The murder mystery in SCARLET was an unconventional one, relying on the trappings of what was supposedly a straightforward plot about killers and their victims but was fleshed out enormously by Doyle by giving the killer a humanizing backstory as opposed to a nefarious one. His so-called victims were the real villains as far as reader perspective is concerned, and so there was a bittersweet pay-off on Jefferson Hope's end when he had taken justice in his own hands and served it best cold. I don't know about you, but that's how I like my justice.

I don't really have any definitive closing thoughts about SCARLET except to say that this had been a great introduction to what will be a celebrated canon for centuries. Watson's deftness in laying out the groundwork that Holmes is this enigmatic figure who can read people and situations with a sharpness unlike anyone has ever done before is what enhanced the Great Detective for me. Doyle deciding to write using Watson as the POV character also made the prose enjoyable especially as the next stories come along.
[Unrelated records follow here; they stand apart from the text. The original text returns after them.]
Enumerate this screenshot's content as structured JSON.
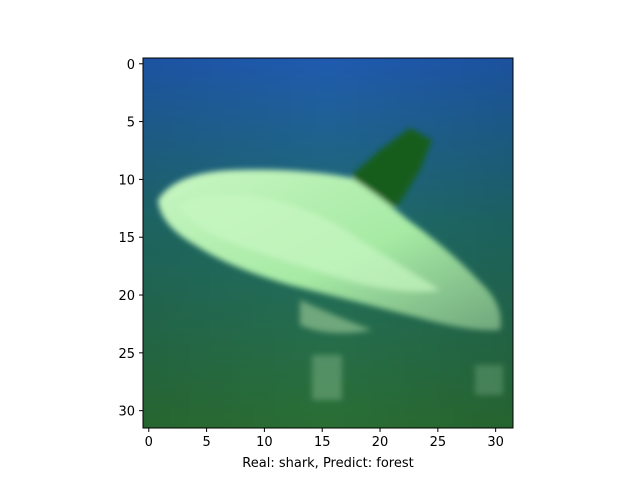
{
  "figure": {
    "caption": "Real: shark, Predict: forest",
    "image_subject": "low-resolution 32x32 photo of a pale green shark swimming in blue-green water",
    "colors": {
      "water_top": "#1f5ab0",
      "water_mid": "#1f6b68",
      "water_bottom": "#2a6e33",
      "shark_body": "#a6eaa4",
      "shark_highlight": "#c8f6c2",
      "shark_shadow": "#6fa77c",
      "fin_dark": "#145d1c"
    },
    "x_axis": {
      "ticks": [
        "0",
        "5",
        "10",
        "15",
        "20",
        "25",
        "30"
      ],
      "range": [
        -0.5,
        31.5
      ]
    },
    "y_axis": {
      "ticks": [
        "0",
        "5",
        "10",
        "15",
        "20",
        "25",
        "30"
      ],
      "range": [
        -0.5,
        31.5
      ]
    }
  }
}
This is going to sound as an anti-climactic way to end this post, but this is all I could come up with for now on the fly until the next story in the mix which is THE SIGN OF FOUR. I actually really loved this story much more than I did SCARLET. And I'm excited to get into it soon! But first, Airiz will post her own thoughts next about SCARLET before I start on my intro for SIGN. I'm looking forward to what she has to say!